One tactic insurance companies use to circumvent bad faith liability is claiming that they reasonably relied on their experts’ reports to deny a claim. Texas law on bad faith states that an insurer breaches its duty of good faith when: (1) denies or delays payment of a claim for which liability is reasonably clear, and (2) the insurer knew or should have known that liability was reasonably clear. For that reason, you need a team like Roofing Professionals of Texas, because insurance companies often claim that because their retained experts decided that there was no valid insurance claim, liability was not reasonably clear and they should not be found liable for bad faith. Courts typically side with the facts of a case which require courts to doubt this argument, just as the Texas Supreme Court did in State Farm Lloyds vs. Nicolau, 951 S.W.2d 444 (Tex. 1997).

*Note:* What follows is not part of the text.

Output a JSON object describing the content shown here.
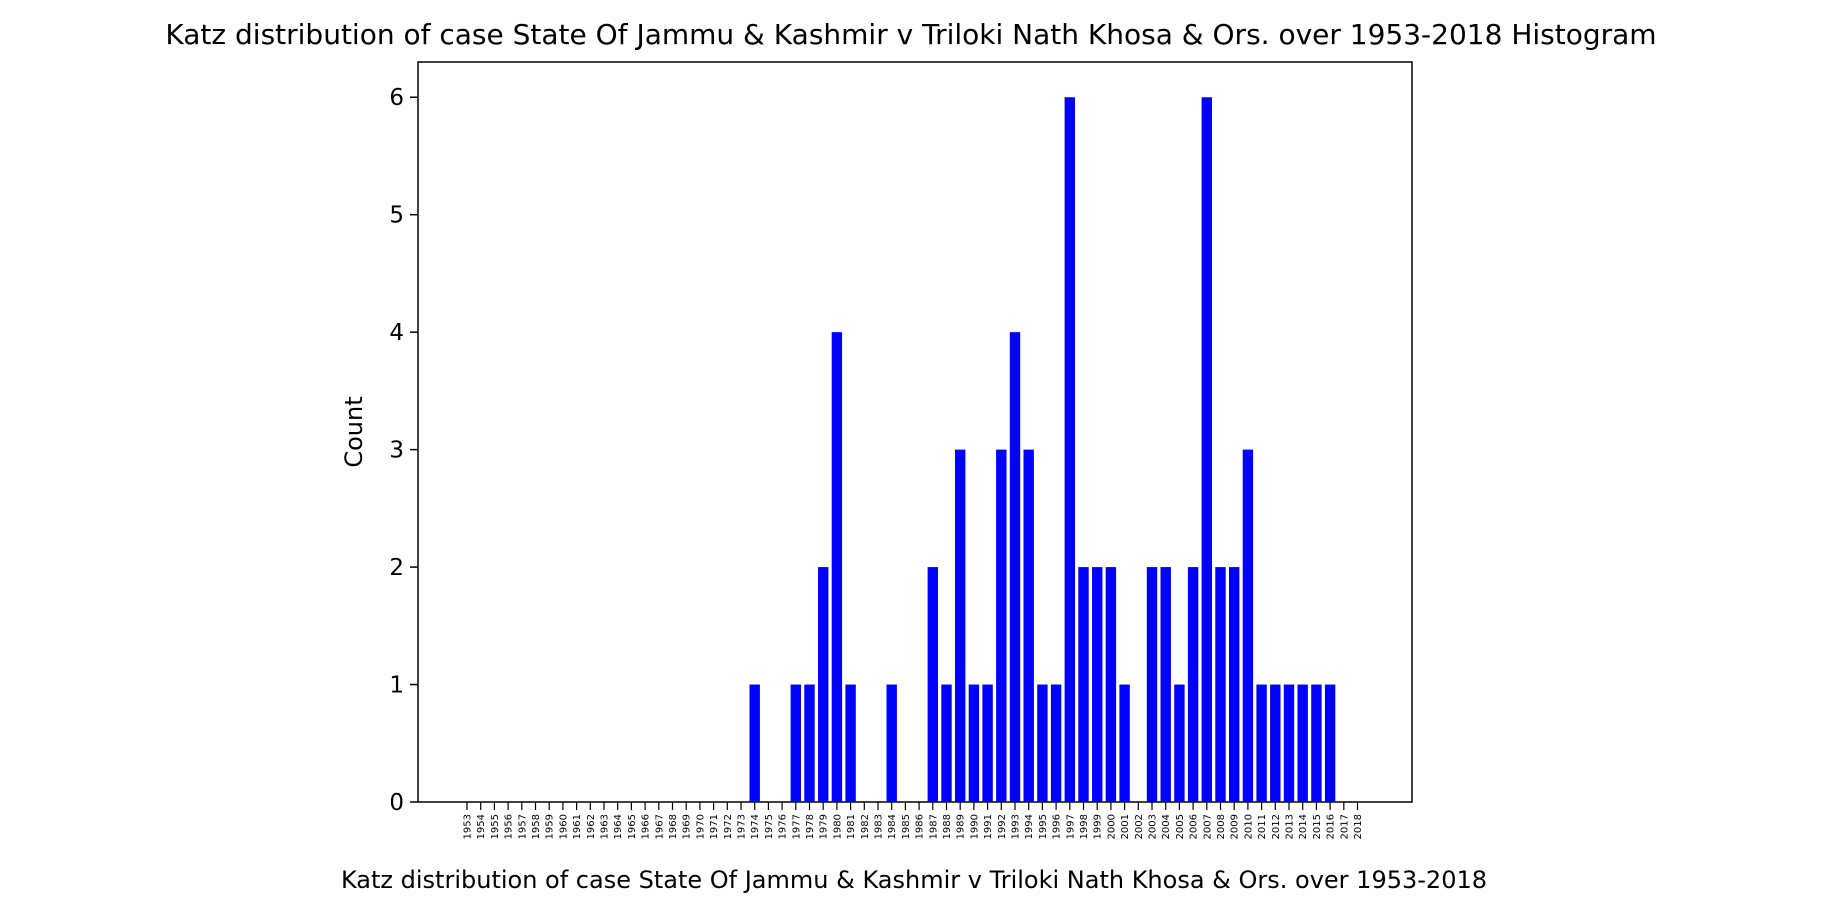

What happened was a homeowner filed a
lawsuit against its insurer for foundation and other structural damage that
resulted from a plumbing leak that introduced water into the clay subsoil. The
insurer retained an expert, HAAG Engineering¸ to conduct a study on the
homeowner’s claim. It was established in Nicolau that the insurer hired HAAG
Engineering with the belief that HAAG Engineering generally believed that leaks
beneath a house would not cause foundation movement. As expected, the HAAG
engineer concluded that there was no damage near the leak, but evidence showed
that his investigation was not thorough because: (1) he did not isolate the
leak; (2) he failed to determine the leak’s severity; and (3) he did not take
any soil samples. The HAAG report concluded that the plumbing leak had not
caused the damage, and the insurer denied the claim based on the HAAG report.
That claim reaffirmed the
long-established idea that insurance companies cannot expect their experts’
reports alone to shield them from bad faith liability.
Insurance companies commonly deny
claims. Here are some of the biggest rationales
of the insurance industry:
1. Routinely adjusts valid claims with a predisposition of denial instead of paying it.
2. They routinely obscure the truth to their insured(s).
3. They routinely low-ball their insured(s).
4. They routinely "drag their feet" in paying justified claims when all the facts and evidence merit prompt payment.
5. They routinely force their insured(s) into litigation - and why not? They have an army of attorneys in any given state and it's often cheaper to fight/deny the claim(s) than to pay it/them.
6. They routinely "force" their insured(s) to retain counsel to represent their interests in the litigation process.